# Biological Sequence Embedding Extraction Tutorial

## What is Embedding?

**Embedding (Embedding Vector)** is a technique for converting text, sequences, or other unstructured data into numerical vectors. In bioinformatics, embedding can convert biological sequences such as DNA sequences and protein sequences into high-dimensional numerical vectors.

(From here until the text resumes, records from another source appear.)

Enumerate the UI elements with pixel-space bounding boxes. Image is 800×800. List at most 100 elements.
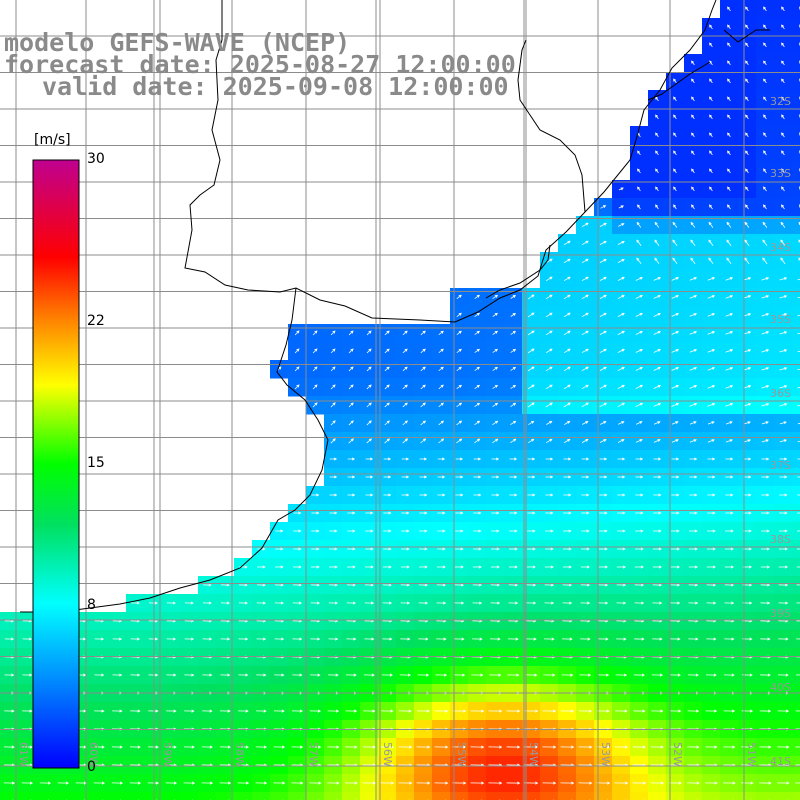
wind-arrow <box>598 637 609 641</box>
wind-arrow <box>745 150 749 156</box>
wind-arrow <box>329 475 338 479</box>
wind-arrow <box>452 745 467 749</box>
wind-arrow <box>777 709 790 713</box>
wind-arrow <box>673 168 677 174</box>
wind-arrow <box>617 294 625 299</box>
wind-arrow <box>363 709 376 713</box>
wind-arrow <box>491 529 500 533</box>
wind-arrow <box>761 511 770 515</box>
longitude-labels: 61W 60W 59W 58W 57W 56W 55W 54W 53W 52W 51W <box>17 742 758 767</box>
wind-arrow <box>294 330 300 336</box>
wind-arrow <box>384 420 390 426</box>
wind-arrow <box>348 384 354 390</box>
wind-arrow <box>615 673 628 677</box>
wind-arrow <box>330 384 336 390</box>
wind-arrow <box>201 781 214 785</box>
wind-arrow <box>636 257 642 265</box>
wind-arrow <box>563 330 571 336</box>
wind-arrow <box>453 673 466 677</box>
wind-cell <box>684 792 703 800</box>
wind-arrow <box>364 637 375 641</box>
colorbar-tick-label: 15 <box>87 455 105 471</box>
wind-arrow <box>381 709 394 713</box>
wind-arrow <box>655 168 659 174</box>
wind-arrow <box>598 583 609 587</box>
wind-arrow <box>690 239 696 247</box>
wind-arrow <box>364 583 374 587</box>
wind-arrow <box>599 240 607 245</box>
wind-arrow <box>689 367 698 371</box>
wind-arrow <box>745 78 749 84</box>
wind-arrow <box>581 547 590 551</box>
wind-arrow <box>219 781 232 785</box>
wind-arrow <box>707 421 715 425</box>
wind-cell <box>792 90 800 109</box>
wind-arrow <box>384 438 391 444</box>
wind-arrow <box>293 511 302 515</box>
wind-arrow <box>581 475 590 479</box>
wind-arrow <box>472 583 483 587</box>
wind-arrow <box>600 205 607 209</box>
wind-arrow <box>781 60 785 66</box>
wind-arrow <box>780 257 786 265</box>
wind-arrow <box>563 258 571 264</box>
lon-label: 52W <box>671 742 684 767</box>
wind-arrow <box>691 60 695 66</box>
wind-arrow <box>707 475 716 479</box>
wind-cell <box>792 342 800 361</box>
wind-arrow <box>599 330 607 335</box>
wind-arrow <box>599 294 607 299</box>
wind-arrow <box>437 547 446 551</box>
wind-cell <box>144 792 163 800</box>
wind-arrow <box>707 367 716 371</box>
colorbar-tick-label: 0 <box>87 759 96 775</box>
wind-arrow <box>653 439 661 443</box>
wind-arrow <box>273 709 285 713</box>
wind-arrow <box>488 745 503 749</box>
wind-arrow <box>455 547 464 551</box>
wind-arrow <box>741 709 754 713</box>
wind-arrow <box>671 475 680 479</box>
wind-arrow <box>39 781 52 785</box>
wind-cell <box>792 576 800 595</box>
wind-arrow <box>344 781 358 785</box>
wind-arrow <box>725 367 734 371</box>
wind-arrow <box>744 239 750 247</box>
wind-arrow <box>402 366 408 372</box>
wind-arrow <box>635 277 643 281</box>
wind-arrow <box>650 745 664 749</box>
wind-arrow <box>743 403 752 407</box>
wind-arrow <box>294 348 300 354</box>
wind-cell <box>792 504 800 523</box>
wind-arrow <box>220 601 230 605</box>
wind-arrow <box>490 583 501 587</box>
wind-arrow <box>689 529 698 533</box>
wind-arrow <box>545 547 554 551</box>
wind-arrow <box>689 511 698 515</box>
wind-arrow <box>614 781 629 785</box>
wind-arrow <box>524 709 539 713</box>
wind-cell <box>792 360 800 379</box>
wind-arrow <box>653 457 662 461</box>
wind-cell <box>360 792 379 800</box>
wind-arrow <box>420 420 427 426</box>
wind-arrow <box>470 781 485 785</box>
wind-arrow <box>727 96 731 102</box>
wind-arrow <box>526 565 536 569</box>
wind-cell <box>450 792 469 800</box>
wind-arrow <box>691 96 695 102</box>
wind-arrow <box>310 601 321 605</box>
wind-arrow <box>637 186 641 192</box>
wind-arrow <box>474 312 480 317</box>
wind-arrow <box>527 330 535 336</box>
wind-arrow <box>291 745 304 749</box>
wind-arrow <box>184 709 195 713</box>
wind-cell <box>666 792 685 800</box>
wind-arrow <box>562 565 572 569</box>
wind-arrow <box>599 222 607 227</box>
wind-arrow <box>57 781 70 785</box>
wind-arrow <box>274 601 285 605</box>
wind-arrow <box>616 637 627 641</box>
wind-arrow <box>420 366 426 372</box>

These vectors can:

1. **Capture semantic information of sequences**: Similar sequences produce similar vectors
2. **Support machine learning**: Numerical vectors can be directly used in various machine learning algorithms
3. **Dimensional reduction representation**: Compress complex sequence information into fixed-length vectors
4. **Calculate similarity**: Calculate similarity between sequences through vector distance

## Why Extract Embedding?

In bioinformatics research, embedding extraction has important value:

- **Sequence classification**: Identify functional types of DNA sequences (such as promoters, enhancers, etc.)
- **Sequence similarity analysis**: Quickly find similar biological sequences
- **Functional prediction**: Predict protein function based on sequence embedding
- **Evolutionary analysis**: Study evolutionary relationships of sequences


**Note:** Due to current limited resources, the API currently provides models supporting 1.2B and 10B, with a maximum embedding length of **128k**, and only returns embeddings from the last layer

### Import Libraries


In [1]:
from genos import create_client

### Create Client


In [2]:
client = create_client(token="your_token_here")

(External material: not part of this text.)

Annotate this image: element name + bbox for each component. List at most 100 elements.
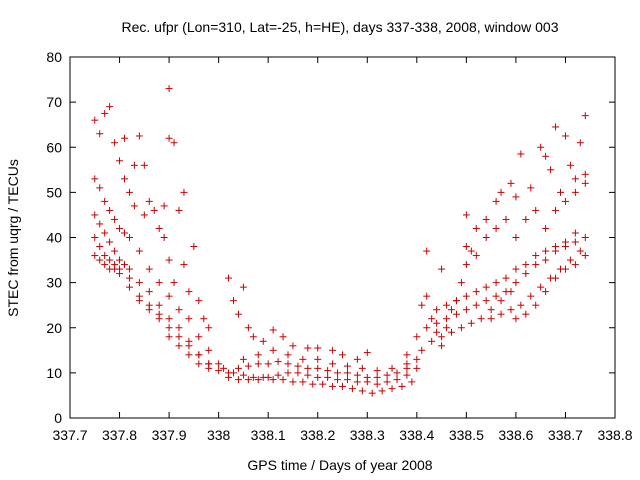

**To ensure smooth use of the service, please make sure you have completed [token](https://cloud.stomics.tech/#/personal-center?tab=apiKey) application.**


## Basic Usage


In [4]:
# DNA sequence
sequence = "ATCGATCGATCGATCGATCGATCGATCG"

# Extract embedding
result = client.get_embedding(sequence)['result']

# View results
print(result)


{'result': {'sequence': 'ATCGATCGATCGATCGATCGATCGATCG', 'sequence_length': 28, 'token_count': 30, 'embedding_shape': [1, 1024], 'embedding_dim': 1024, 'pooling_method': 'mean', 'model_type': 'flash', 'device': 'cuda', 'embedding': tensor([[ 0.0015,  0.0085, -0.0737,  ..., -0.4238, -0.1729,  0.0094]])}, 'status': 200, 'message': None}


The result contains:
- `sequence`: Input sequence
- `sequence_length`: Sequence length
- `token_count`: Number of tokens
- `embedding_dim`: Embedding dimension
- `embedding`: Embedding vector
- `pooling_method`: Pooling method used
- `model_type`: Model used



## Model Parameters

### Available Models

Genos supports multiple pre-trained models:

| Model | Parameters | Flash Attention | Use Case |
|-------|-----------|----------------|----------|
| `Genos-1.2B` | 1.2 billion | ✓ | Fast inference, general tasks |
| `Genos-10B` | 10 billion | ✓ | High-precision tasks |


### Pooling Methods

Pooling controls how to aggregate multiple token embeddings into sequence-level representation:

| Method | Description               | Output |
|--------|---------------------------|--------|
| `mean` | Average pooling (default) | Single vector |
| `max`  | Max pooling               | Single vector |
| `min`  | Min pooling               | Single vector |


### Applications of Embeddings

Extracted embeddings can be used for:

1. **Sequence similarity calculation**:
   ```python
   # Calculate cosine similarity between two sequences
   similarity = cosine_similarity(embedding1, embedding2)
   ```

2. **Sequence classification**:
   ```python
   # Train classifier using embeddings
   classifier = train_classifier(embeddings, labels)
   ```

3. **Clustering analysis**:
   ```python
   # Perform clustering on sequences
   clusters = kmeans_clustering(embeddings)
   ```

4. **Dimensional reduction visualization**:
   ```python
   # Use t-SNE or PCA for dimensional reduction visualization
   reduced_embeddings = tsne.fit_transform(embeddings)
   ```


## Summary

Through this tutorial, we learned:

### Core Concepts
- **Embedding**: Technique for converting biological sequences into numerical vectors
- **Pre-trained models**: Large language models specifically trained for biological sequences
- **Hierarchical features**: Different layers capture sequence information at different levels

### Technical Process
1. Load pre-trained biological sequence models
2. Encode DNA sequences into tokens
3. Obtain embeddings through model inference
4. Analyze feature representations from different layers

### Practical Value
- **Accelerate research**: Quickly analyze large amounts of biological sequences
- **Improve accuracy**: Use pre-trained knowledge to enhance prediction performance
- **Support downstream tasks**: Provide foundation for classification, clustering, similarity analysis, etc.

### Next Examples
1. Use extracted embeddings for downstream population prediction tasks
2. Downstream variant prediction tasks based on embeddings (API)
3. RNA coverage trajectory prediction (API)


**Congratulations!** You have mastered the basic methods of biological sequence embedding extraction!